The main pressure comes from the logistics side, as it is difficult to transport parts and other materials across provinces. So, as long as logistical issues are alleviated, production is expected to resume quickly.” Amid the latest Omicron outbreak, Beijing has doubled down on its “dynamic zero-Covid policy”, which puts trust in local authorities to stamp out clusters with lockdowns and restrictions on interregional travel. The policy is weighing on road freight, which accounted for 73.8% of China’s overall freight volume in 2020, according to the Ministry of Transport.

The road vehicle freight flow index, which measures the number of trucks running in a specific region, was 16.45 and 14.38 for Shanghai and Jilin on April 7, respectively dropping by 81.94% and 86.36% year-on-year, according to Wind, a financial data provider in China. As the world’s biggest auto market, China has attracted all major carmakers from around the world to set up assembly lines or joint ventures in the country, all keen to capitalize on China’s huge domestic demand. But lockdowns in various cities have also weighed on auto demand in the country.

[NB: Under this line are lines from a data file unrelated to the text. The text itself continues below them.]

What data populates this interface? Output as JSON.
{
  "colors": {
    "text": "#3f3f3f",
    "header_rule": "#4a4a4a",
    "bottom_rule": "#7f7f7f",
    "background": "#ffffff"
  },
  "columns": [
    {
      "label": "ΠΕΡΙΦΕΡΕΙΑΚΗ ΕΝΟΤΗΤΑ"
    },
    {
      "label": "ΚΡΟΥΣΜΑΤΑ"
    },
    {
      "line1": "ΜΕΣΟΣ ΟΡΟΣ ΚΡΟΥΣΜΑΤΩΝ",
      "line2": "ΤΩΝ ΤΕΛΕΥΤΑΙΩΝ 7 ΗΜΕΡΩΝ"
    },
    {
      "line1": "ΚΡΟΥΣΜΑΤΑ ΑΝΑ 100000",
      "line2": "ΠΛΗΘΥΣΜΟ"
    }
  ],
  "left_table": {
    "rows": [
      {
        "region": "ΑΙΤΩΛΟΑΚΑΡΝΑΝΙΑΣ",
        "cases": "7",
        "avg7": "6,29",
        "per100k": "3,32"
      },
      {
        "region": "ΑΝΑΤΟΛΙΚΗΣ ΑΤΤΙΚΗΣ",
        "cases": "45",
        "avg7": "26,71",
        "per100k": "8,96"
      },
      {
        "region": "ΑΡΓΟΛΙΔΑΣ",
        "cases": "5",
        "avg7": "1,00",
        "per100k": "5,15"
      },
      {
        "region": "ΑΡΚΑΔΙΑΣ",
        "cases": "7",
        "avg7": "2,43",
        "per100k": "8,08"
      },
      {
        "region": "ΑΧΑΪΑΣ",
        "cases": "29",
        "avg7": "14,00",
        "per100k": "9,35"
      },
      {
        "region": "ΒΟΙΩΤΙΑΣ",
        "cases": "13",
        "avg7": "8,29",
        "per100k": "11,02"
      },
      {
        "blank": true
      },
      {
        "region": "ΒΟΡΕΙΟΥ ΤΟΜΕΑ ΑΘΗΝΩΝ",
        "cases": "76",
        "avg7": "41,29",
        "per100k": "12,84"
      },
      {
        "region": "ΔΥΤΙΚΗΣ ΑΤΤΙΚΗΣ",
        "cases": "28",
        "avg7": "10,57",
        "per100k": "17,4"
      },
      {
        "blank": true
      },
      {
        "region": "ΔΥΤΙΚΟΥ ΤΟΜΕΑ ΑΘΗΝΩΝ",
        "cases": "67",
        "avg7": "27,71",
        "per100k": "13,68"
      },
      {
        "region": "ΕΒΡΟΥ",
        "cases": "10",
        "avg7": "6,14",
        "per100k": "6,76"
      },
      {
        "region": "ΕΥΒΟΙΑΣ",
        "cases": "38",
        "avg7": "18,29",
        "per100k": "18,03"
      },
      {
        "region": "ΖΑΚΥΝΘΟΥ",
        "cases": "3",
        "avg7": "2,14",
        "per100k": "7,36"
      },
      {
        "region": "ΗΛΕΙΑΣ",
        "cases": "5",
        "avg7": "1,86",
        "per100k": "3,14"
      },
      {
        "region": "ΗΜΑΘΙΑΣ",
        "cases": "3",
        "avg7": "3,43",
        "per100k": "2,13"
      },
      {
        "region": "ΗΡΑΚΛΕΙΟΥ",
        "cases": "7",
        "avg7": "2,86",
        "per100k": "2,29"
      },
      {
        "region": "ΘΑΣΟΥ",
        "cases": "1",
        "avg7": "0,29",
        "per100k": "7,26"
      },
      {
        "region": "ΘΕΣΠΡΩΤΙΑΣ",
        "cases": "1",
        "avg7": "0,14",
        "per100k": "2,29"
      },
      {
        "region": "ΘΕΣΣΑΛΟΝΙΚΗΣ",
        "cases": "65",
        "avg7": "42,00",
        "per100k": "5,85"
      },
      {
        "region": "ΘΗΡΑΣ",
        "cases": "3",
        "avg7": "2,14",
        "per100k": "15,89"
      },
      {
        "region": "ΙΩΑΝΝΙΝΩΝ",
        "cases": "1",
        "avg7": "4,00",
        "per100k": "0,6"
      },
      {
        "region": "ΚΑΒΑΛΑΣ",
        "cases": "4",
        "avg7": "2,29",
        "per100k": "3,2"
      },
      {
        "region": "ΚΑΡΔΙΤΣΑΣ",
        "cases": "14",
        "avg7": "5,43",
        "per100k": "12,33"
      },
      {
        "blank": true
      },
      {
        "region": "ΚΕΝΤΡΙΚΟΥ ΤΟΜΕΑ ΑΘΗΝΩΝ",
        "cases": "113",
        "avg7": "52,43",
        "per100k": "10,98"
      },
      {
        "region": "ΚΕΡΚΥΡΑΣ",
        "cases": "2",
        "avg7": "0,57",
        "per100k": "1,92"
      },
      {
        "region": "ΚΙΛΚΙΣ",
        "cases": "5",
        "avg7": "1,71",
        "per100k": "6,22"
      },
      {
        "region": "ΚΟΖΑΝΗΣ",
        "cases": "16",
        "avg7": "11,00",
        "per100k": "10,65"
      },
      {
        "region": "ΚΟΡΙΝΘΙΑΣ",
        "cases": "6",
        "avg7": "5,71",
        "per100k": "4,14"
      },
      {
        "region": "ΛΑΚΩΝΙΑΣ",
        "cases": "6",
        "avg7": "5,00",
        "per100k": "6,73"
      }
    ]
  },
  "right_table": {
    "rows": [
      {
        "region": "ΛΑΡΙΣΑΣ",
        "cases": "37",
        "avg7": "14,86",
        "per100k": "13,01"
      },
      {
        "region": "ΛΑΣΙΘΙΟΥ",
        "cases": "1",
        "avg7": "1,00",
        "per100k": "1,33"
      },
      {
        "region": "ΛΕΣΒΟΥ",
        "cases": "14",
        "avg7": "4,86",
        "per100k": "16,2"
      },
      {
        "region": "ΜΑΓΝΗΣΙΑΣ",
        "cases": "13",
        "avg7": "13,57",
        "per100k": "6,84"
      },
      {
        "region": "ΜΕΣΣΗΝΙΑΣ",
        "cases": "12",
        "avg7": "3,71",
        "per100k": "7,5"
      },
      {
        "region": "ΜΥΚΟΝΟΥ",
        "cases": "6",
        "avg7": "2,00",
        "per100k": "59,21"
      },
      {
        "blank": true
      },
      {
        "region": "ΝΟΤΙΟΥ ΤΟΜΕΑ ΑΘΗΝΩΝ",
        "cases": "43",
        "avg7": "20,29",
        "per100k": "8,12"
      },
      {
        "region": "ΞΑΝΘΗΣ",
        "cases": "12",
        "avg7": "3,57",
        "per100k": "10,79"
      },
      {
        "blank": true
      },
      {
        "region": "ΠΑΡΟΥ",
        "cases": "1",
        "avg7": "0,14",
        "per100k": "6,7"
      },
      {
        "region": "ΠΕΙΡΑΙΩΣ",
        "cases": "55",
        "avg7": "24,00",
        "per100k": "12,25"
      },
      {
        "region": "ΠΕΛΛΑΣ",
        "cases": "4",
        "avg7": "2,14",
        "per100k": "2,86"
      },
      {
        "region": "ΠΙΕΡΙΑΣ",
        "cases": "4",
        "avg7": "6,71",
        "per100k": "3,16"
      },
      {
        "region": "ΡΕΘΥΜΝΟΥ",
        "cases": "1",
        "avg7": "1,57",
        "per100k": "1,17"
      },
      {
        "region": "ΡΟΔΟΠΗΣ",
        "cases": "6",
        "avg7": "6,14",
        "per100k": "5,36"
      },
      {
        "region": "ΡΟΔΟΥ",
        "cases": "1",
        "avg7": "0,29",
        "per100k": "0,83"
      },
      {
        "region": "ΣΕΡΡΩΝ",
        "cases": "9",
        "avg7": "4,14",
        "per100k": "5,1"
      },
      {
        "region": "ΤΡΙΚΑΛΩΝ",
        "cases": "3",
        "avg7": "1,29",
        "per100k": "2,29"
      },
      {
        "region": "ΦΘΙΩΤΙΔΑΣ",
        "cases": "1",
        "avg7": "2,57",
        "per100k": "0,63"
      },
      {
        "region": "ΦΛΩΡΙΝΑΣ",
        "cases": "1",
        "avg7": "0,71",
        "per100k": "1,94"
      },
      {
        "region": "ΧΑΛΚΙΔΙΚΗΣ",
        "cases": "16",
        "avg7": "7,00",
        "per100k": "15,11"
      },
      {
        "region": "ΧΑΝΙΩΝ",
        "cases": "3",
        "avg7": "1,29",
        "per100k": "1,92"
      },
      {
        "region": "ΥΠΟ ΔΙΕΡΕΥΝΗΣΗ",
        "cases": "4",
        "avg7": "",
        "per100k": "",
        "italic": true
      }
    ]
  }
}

According to data from the China Passenger Car Association (CPCA), the daily average retail sales of passenger cars was 39,146 units for the week of March 21-27, down 29% compared with the same period last year. “Considering the trend of the current wave of outbreaks, we estimated that the sales loss caused by the pandemic in April will be about 300,000 units,” CITIC’s note said, as reported by the South China Morning Post.